Where I had some sort of a breakthrough today, though, I guess, was in realizing that in order to be supportive, I needed to play a supporting role. Whatever was going on in the family, my role was decidedly secondary. Maybe I am stating what is obvious to anyone who is not completely self-centered, but for me it was important to acknowledge. If playing that supporting role means offering an opinion when asked, then I will provide it. If it means listening when my wife needs to talk through her concerns, then I need to listen. Wisdom lies in discerning the difference between the two.
Some of today’s support meant having difficult conversations about my father-in-law’s medical outlook. And some of today’s support meant sitting quietly and holding his hand. Either way, it was helpful for me to remember that compassion does not need to play a lead role to show care and concern to those who are in a time of suffering.
Clarity and peace to you all.
Sent via BlackBerry from T-Mobile
Thanks much–I appreciate the kind words…and support.
Well done. Lots of people never realize that. Sometimes you just have to be the steady presence when all else is going to heck. You are her touchstone right now and your job is to stay strong. You can’t fix it, but she’ll appreciate your solid calm as things get worse. This realization was a big, humbling one I’m sure, but well done.

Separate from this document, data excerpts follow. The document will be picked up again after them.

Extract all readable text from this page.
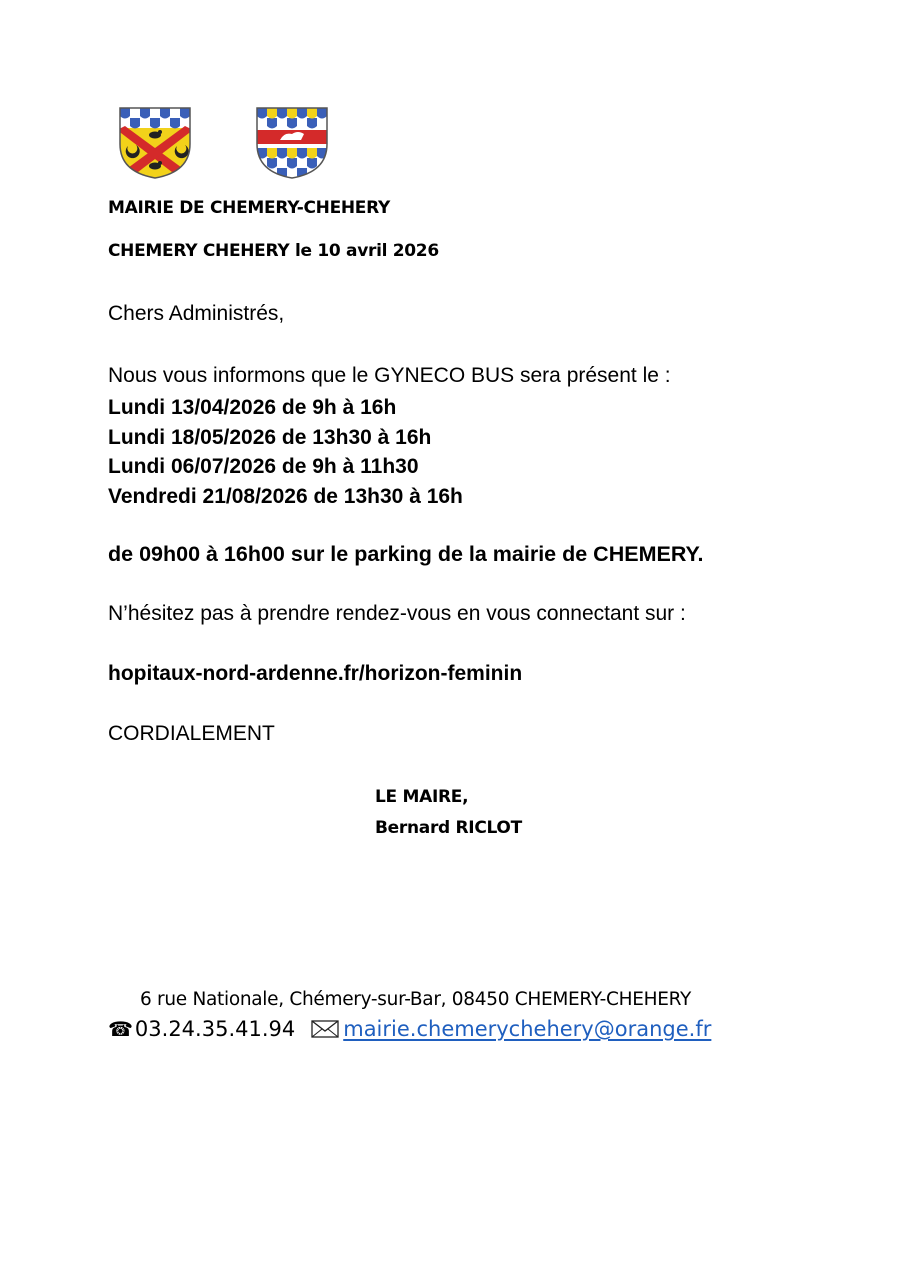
MAIRIE DE CHEMERY-CHEHERY
CHEMERY CHEHERY le 10 avril 2026
Chers Administrés,
Nous vous informons que le GYNECO BUS sera présent le :
Lundi 13/04/2026 de 9h à 16h
Lundi 18/05/2026 de 13h30 à 16h
Lundi 06/07/2026 de 9h à 11h30
Vendredi 21/08/2026 de 13h30 à 16h
de 09h00 à 16h00 sur le parking de la mairie de CHEMERY.
N’hésitez pas à prendre rendez-vous en vous connectant sur :
hopitaux-nord-ardenne.fr/horizon-feminin
CORDIALEMENT
LE MAIRE,
Bernard RICLOT
6 rue Nationale, Chémery-sur-Bar, 08450 CHEMERY-CHEHERY
☎ 03.24.35.41.94 mairie.chemerychehery@orange.fr
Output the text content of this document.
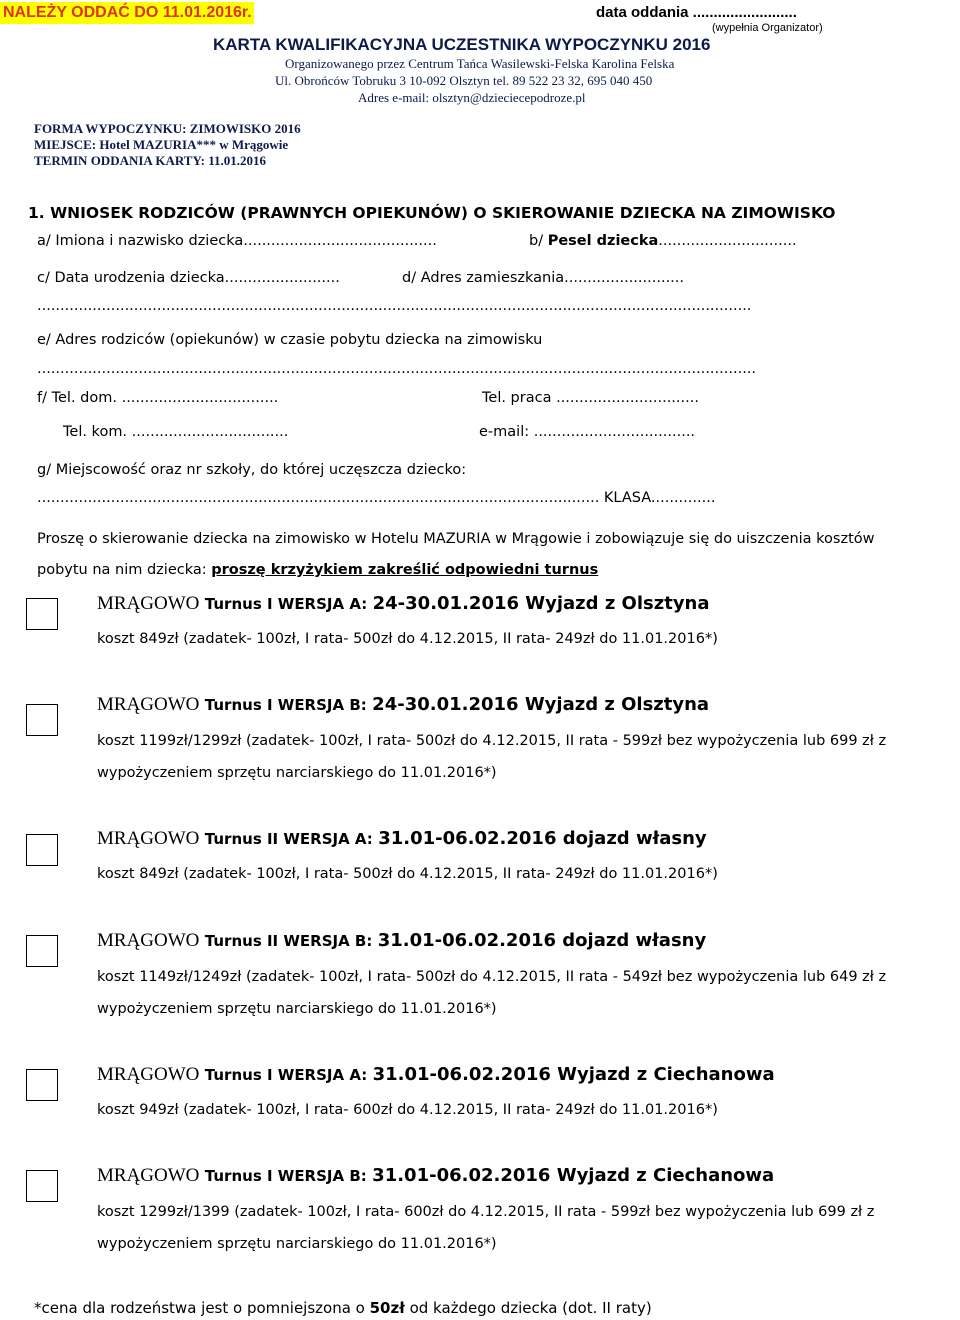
NALEŻY ODDAĆ DO 11.01.2016r.	data oddania .........................
(wypełnia Organizator)
KARTA KWALIFIKACYJNA UCZESTNIKA WYPOCZYNKU 2016
Organizowanego przez Centrum Tańca Wasilewski-Felska Karolina Felska
Ul. Obrońców Tobruku 3 10-092 Olsztyn tel. 89 522 23 32, 695 040 450
Adres e-mail: olsztyn@dzieciecepodroze.pl
FORMA WYPOCZYNKU: ZIMOWISKO 2016
MIEJSCE: Hotel MAZURIA*** w Mrągowie
TERMIN ODDANIA KARTY: 11.01.2016
1. WNIOSEK RODZICÓW (PRAWNYCH OPIEKUNÓW) O SKIEROWANIE DZIECKA NA ZIMOWISKO
a/ Imiona i nazwisko dziecka..........................................	b/ Pesel dziecka..............................
c/ Data urodzenia dziecka.........................	d/ Adres zamieszkania..........................
...........................................................................................................................................................
e/ Adres rodziców (opiekunów) w czasie pobytu dziecka na zimowisku
............................................................................................................................................................
f/ Tel. dom. ..................................	Tel. praca ...............................
Tel. kom. ..................................	e-mail: ...................................
g/ Miejscowość oraz nr szkoły, do której uczęszcza dziecko:
.......................................................................................................................... KLASA..............
Proszę o skierowanie dziecka na zimowisko w Hotelu MAZURIA w Mrągowie i zobowiązuje się do uiszczenia kosztów
pobytu na nim dziecka: proszę krzyżykiem zakreślić odpowiedni turnus
MRĄGOWO Turnus I WERSJA A: 24-30.01.2016 Wyjazd z Olsztyna
koszt 849zł (zadatek- 100zł, I rata- 500zł do 4.12.2015, II rata- 249zł do 11.01.2016*)
MRĄGOWO Turnus I WERSJA B: 24-30.01.2016 Wyjazd z Olsztyna
koszt 1199zł/1299zł (zadatek- 100zł, I rata- 500zł do 4.12.2015, II rata - 599zł bez wypożyczenia lub 699 zł z
wypożyczeniem sprzętu narciarskiego do 11.01.2016*)
MRĄGOWO Turnus II WERSJA A: 31.01-06.02.2016 dojazd własny
koszt 849zł (zadatek- 100zł, I rata- 500zł do 4.12.2015, II rata- 249zł do 11.01.2016*)
MRĄGOWO Turnus II WERSJA B: 31.01-06.02.2016 dojazd własny
koszt 1149zł/1249zł (zadatek- 100zł, I rata- 500zł do 4.12.2015, II rata - 549zł bez wypożyczenia lub 649 zł z
wypożyczeniem sprzętu narciarskiego do 11.01.2016*)
MRĄGOWO Turnus I WERSJA A: 31.01-06.02.2016 Wyjazd z Ciechanowa
koszt 949zł (zadatek- 100zł, I rata- 600zł do 4.12.2015, II rata- 249zł do 11.01.2016*)
MRĄGOWO Turnus I WERSJA B: 31.01-06.02.2016 Wyjazd z Ciechanowa
koszt 1299zł/1399 (zadatek- 100zł, I rata- 600zł do 4.12.2015, II rata - 599zł bez wypożyczenia lub 699 zł z
wypożyczeniem sprzętu narciarskiego do 11.01.2016*)
*cena dla rodzeństwa jest o pomniejszona o 50zł od każdego dziecka (dot. II raty)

Thanks–but I know I still have a long way to go. As strange as it sounds, sometimes it’s hard for me to understand that if my wife is getting agitated or anxious while talking to me, it could very well be that it’s not about me at all! For me, big part of being present, attentive, caring, and mindful is learning to respond, but not react.
I have the same problem, responding but not reacting. It’s good that you’re understanding though. I still sometimes react like it’s somehow my fault when my husband gets agitated about something else. It’s getting better though.